Euclid’s recursive program-based algorithm to compute GCD (Greatest Common Divisor) is very straightforward. If we want to compute gcd(a,b) and b=0, then return a. Otherwise, recursively call the function using a=b and b=a mod b.
There is an extension to the basic Euclid’s algorithm for GCD, and it computes, besides the greatest common divisor of integers a and b, the coefficients of Bézout’s identity, that is, integers m and n such that ma + nb = gcd(a, b). The value of m & n may also be zero or negative. This algorithm, to compute the value of gcd and the coefficients, is also based on recursion. The following Python code explains how the algorithm works. The below code also has a basic GCD algorithm just for reference.
def gcd(a,b):
if (b==0):
g = a
else:
g=gcd(b,a%b)
return g
def extended_gcd(a,b):
if (b == 0):
# if b =0, then return g =a, m=1, n=0
print a,"\t",b,"\t",a,"\t",1,"\t",0
return (a,1,0)
else:
# if b is not 0, then recursively call the function to get the value of
# g,m,n at each step.

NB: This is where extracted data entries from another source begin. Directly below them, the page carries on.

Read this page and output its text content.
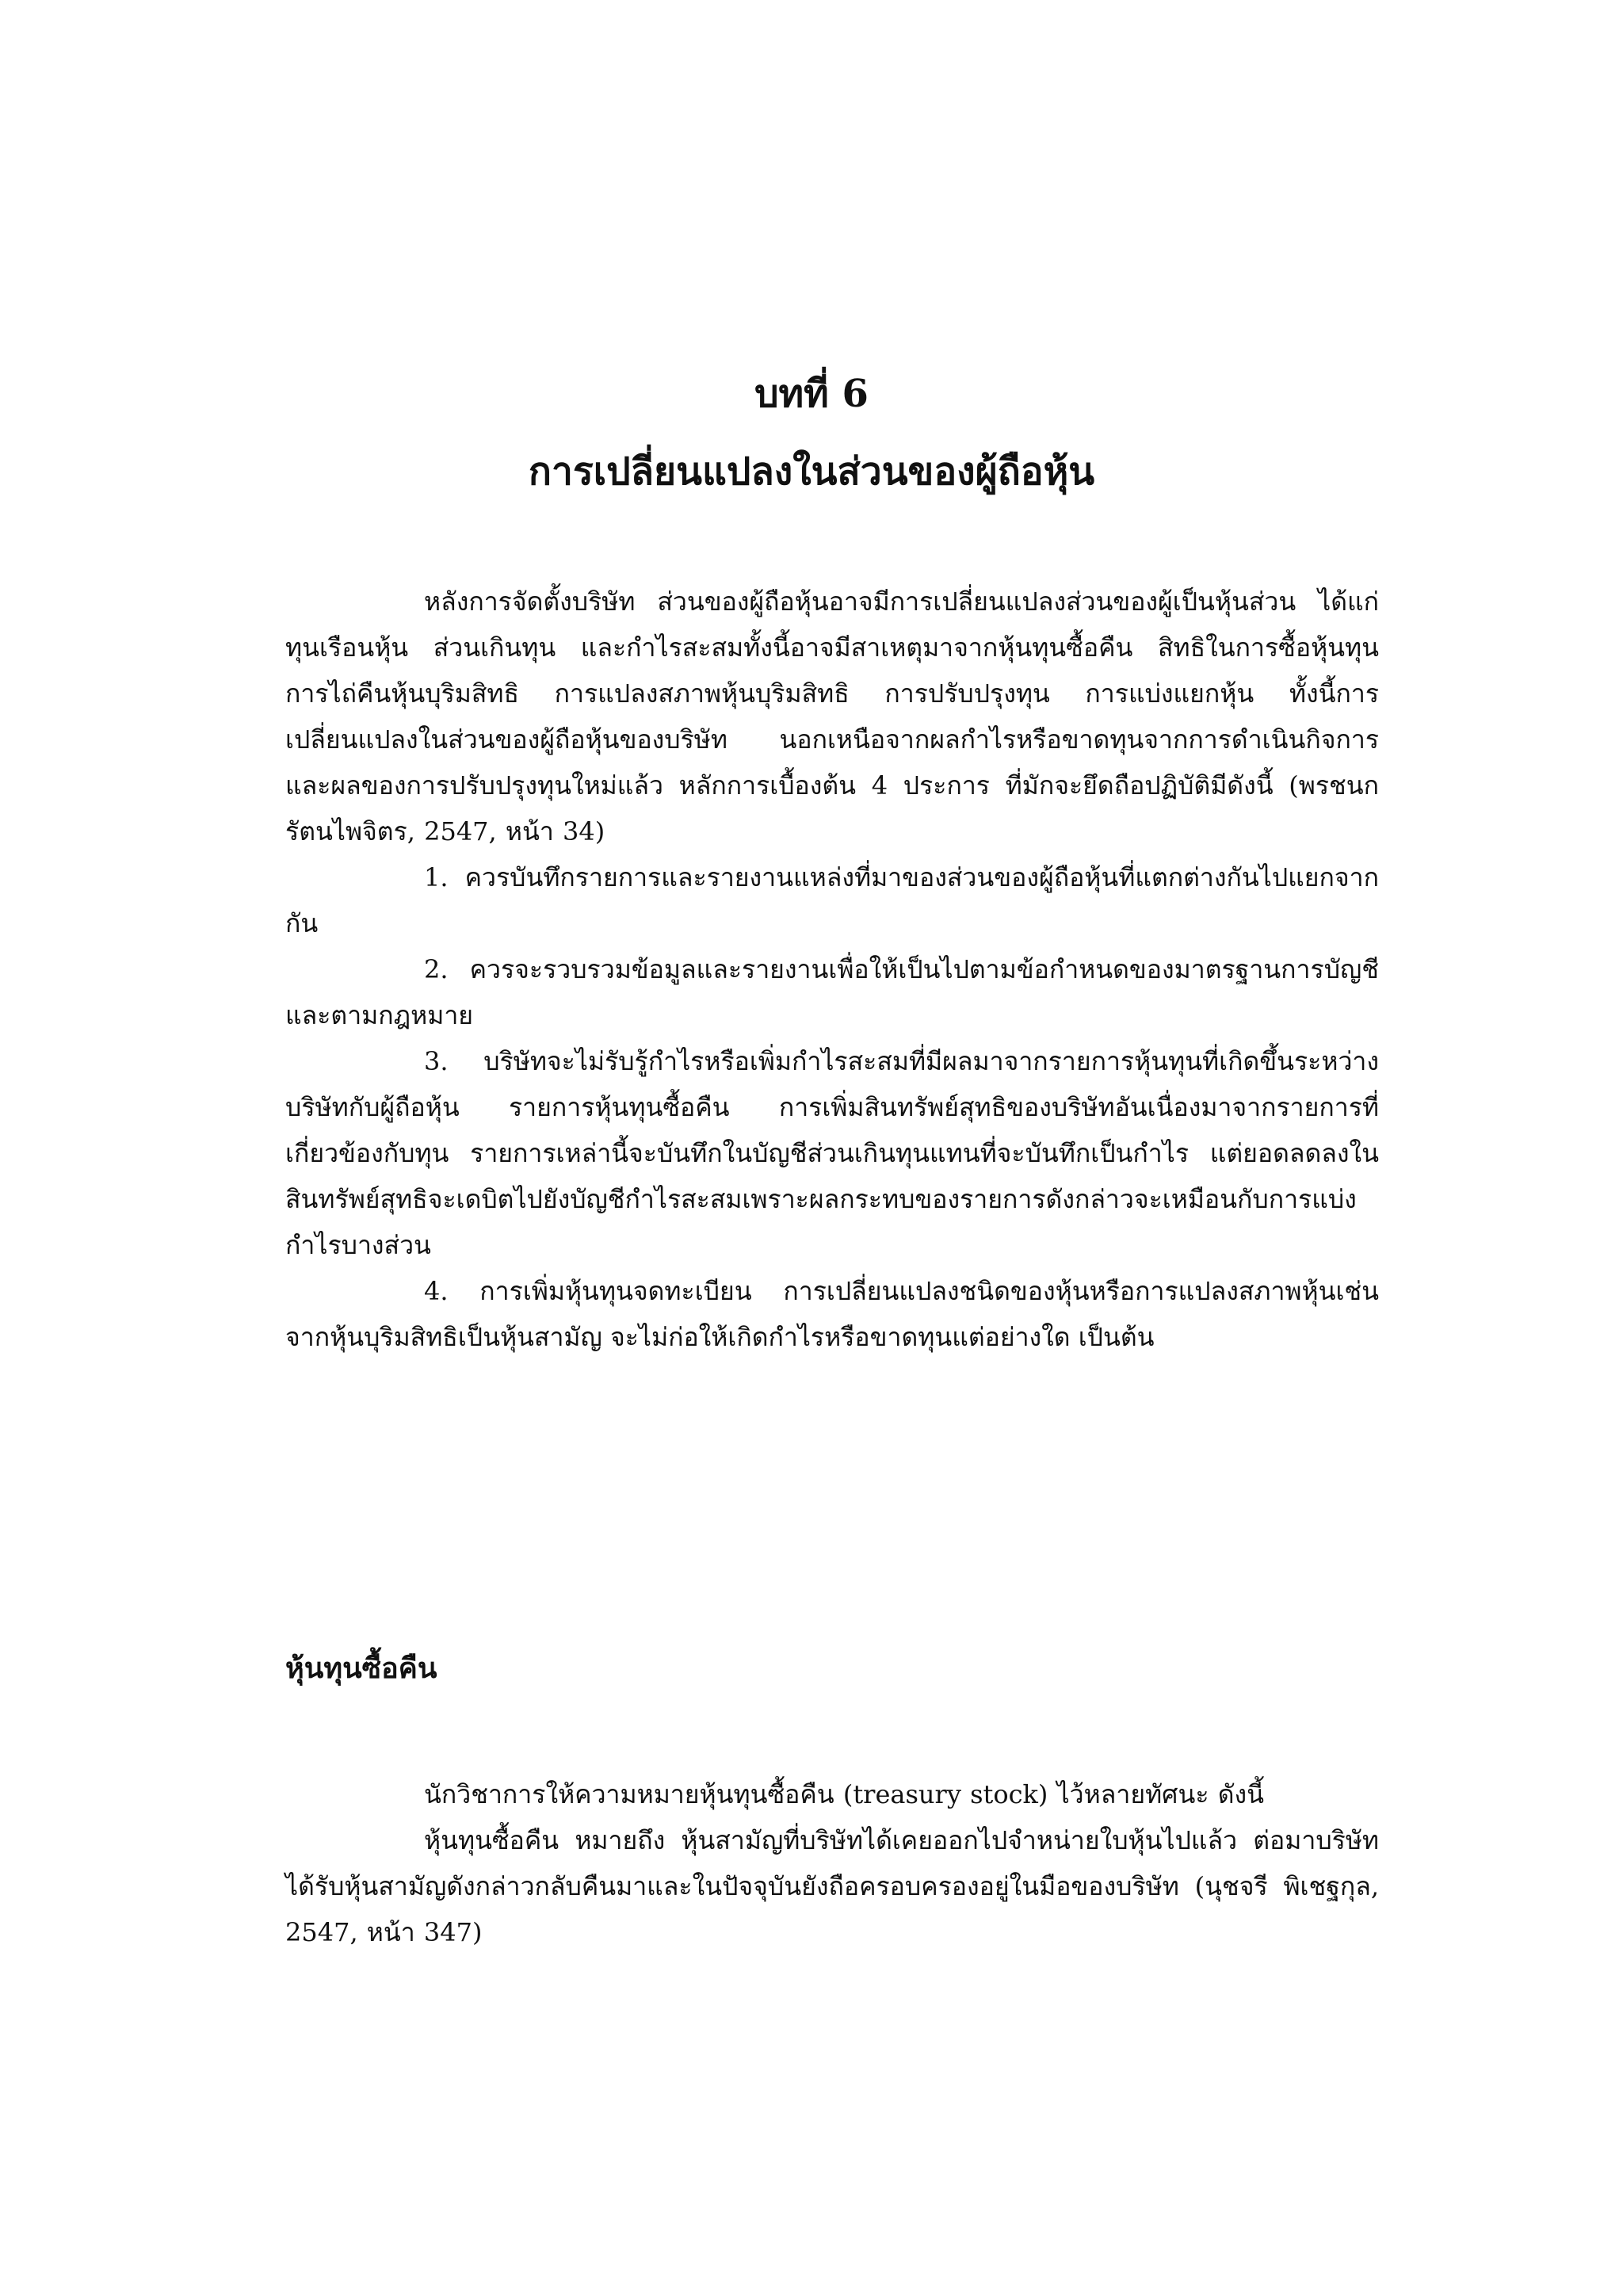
บทที่ 6
การเปลี่ยนแปลงในส่วนของผู้ถือหุ้น

หลังการจัดตั้งบริษัท ส่วนของผู้ถือหุ้นอาจมีการเปลี่ยนแปลงส่วนของผู้เป็นหุ้นส่วน ได้แก่ ทุนเรือนหุ้น ส่วนเกินทุน และกำไรสะสมทั้งนี้อาจมีสาเหตุมาจากหุ้นทุนซื้อคืน สิทธิในการซื้อหุ้นทุน การไถ่คืนหุ้นบุริมสิทธิ การแปลงสภาพหุ้นบุริมสิทธิ การปรับปรุงทุน การแบ่งแยกหุ้น ทั้งนี้การเปลี่ยนแปลงในส่วนของผู้ถือหุ้นของบริษัท นอกเหนือจากผลกำไรหรือขาดทุนจากการดำเนินกิจการ และผลของการปรับปรุงทุนใหม่แล้ว หลักการเบื้องต้น 4 ประการ ที่มักจะยึดถือปฏิบัติมีดังนี้ (พรชนก รัตนไพจิตร, 2547, หน้า 34)

1. ควรบันทึกรายการและรายงานแหล่งที่มาของส่วนของผู้ถือหุ้นที่แตกต่างกันไปแยกจากกัน

2. ควรจะรวบรวมข้อมูลและรายงานเพื่อให้เป็นไปตามข้อกำหนดของมาตรฐานการบัญชีและตามกฎหมาย

3. บริษัทจะไม่รับรู้กำไรหรือเพิ่มกำไรสะสมที่มีผลมาจากรายการหุ้นทุนที่เกิดขึ้นระหว่างบริษัทกับผู้ถือหุ้น รายการหุ้นทุนซื้อคืน การเพิ่มสินทรัพย์สุทธิของบริษัทอันเนื่องมาจากรายการที่เกี่ยวข้องกับทุน รายการเหล่านี้จะบันทึกในบัญชีส่วนเกินทุนแทนที่จะบันทึกเป็นกำไร แต่ยอดลดลงในสินทรัพย์สุทธิจะเดบิตไปยังบัญชีกำไรสะสมเพราะผลกระทบของรายการดังกล่าวจะเหมือนกับการแบ่งกำไรบางส่วน

4. การเพิ่มหุ้นทุนจดทะเบียน การเปลี่ยนแปลงชนิดของหุ้นหรือการแปลงสภาพหุ้นเช่น จากหุ้นบุริมสิทธิเป็นหุ้นสามัญ จะไม่ก่อให้เกิดกำไรหรือขาดทุนแต่อย่างใด เป็นต้น

หุ้นทุนซื้อคืน

นักวิชาการให้ความหมายหุ้นทุนซื้อคืน (treasury stock) ไว้หลายทัศนะ ดังนี้

หุ้นทุนซื้อคืน หมายถึง หุ้นสามัญที่บริษัทได้เคยออกไปจำหน่ายใบหุ้นไปแล้ว ต่อมาบริษัทได้รับหุ้นสามัญดังกล่าวกลับคืนมาและในปัจจุบันยังถือครอบครองอยู่ในมือของบริษัท (นุชจรี พิเชฐกุล, 2547, หน้า 347)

The code also displays the value of a,b at each step
(g,m,n) = extended_gcd(b,a%b)
print a,"\t",b,"\t",g,"\t",n,"\t",m-(a//b)*n
return(g,n,m-(a//b)*n)
x=26
y=15
ans=gcd(x,y)
print "gcd: ", ans
print "a" + "\t" + "b" + "\t" + "g" +"\t" + "m" + "\t" + "n"
print "-"*35
extended_gcd(x,y)
When I used a=26 and b=15, I got the following output. If you take the values of g,m,n at any step, you will find that they satisfy the expression ma + nb = gcd(a, b)
gcd: 1
a b g m n
-----------------------------------
1 0 1 1 0
3 1 1 0 1
4 3 1 1 -1
11 4 1 -1 3
15 11 1 3 -4
26 15 1 -4 7